Tip for scripting a workflow

If you are writing several Python scripts that make up a workflow, e.g. if one reads an intermediate output file or pickle from another, then it's a good idea to name each Python script starting with a number. For example, the first script could be 0_parse_dockings.py, and the next one 1_calculate_enrichments.py.

This is handy for a couple of reasons:
  1. When you look at these files in 6 months time, you will know in what order you should run them
  2. When you are running the files, they will autocomplete very easily at the command line (Windows or Linux), e.g. you type "python 0", then hit TAB, and the name of the file will autocomplete. No need to think about the name of the file, (is it calcresults.py or analyseresults.py?) or have the problem of several files which start with the same letter.
Anyone else got any labour-saving tips for the busy scientist?

1 comment:

Egon Willighagen said...

So, what happens when you need to insert something between step 3 and 4? 31, 3.1, 3a maybe?
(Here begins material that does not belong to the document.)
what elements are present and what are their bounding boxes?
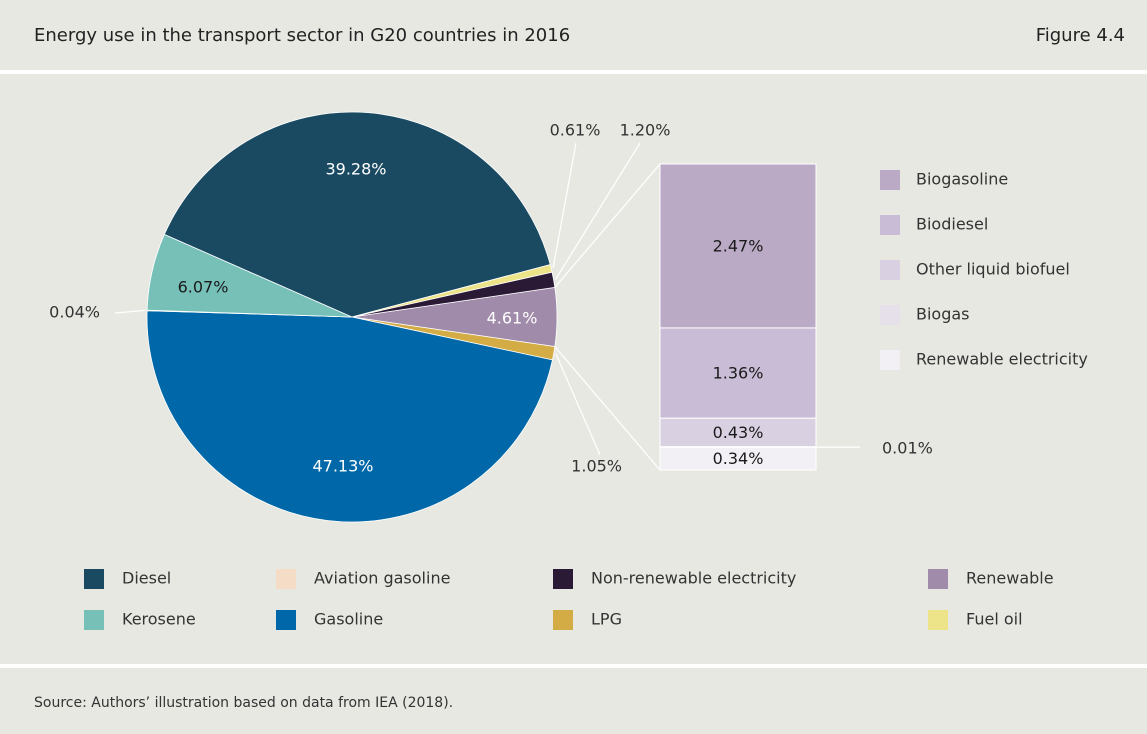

I suggest just use a wrapper script, and just indicate in your LaTeX which script you ran for that table or figure you are looking at.

And, even more importantly: use a version control system! It basically does what a sane lab note book does: keep track of everything you do, and does the sign off by your boss, which is actually now a Git/SVN service.

Adding something between step 3 and 4? Just do it, commit it. All in your favorite scripting hacking style, without X_ semantics needed.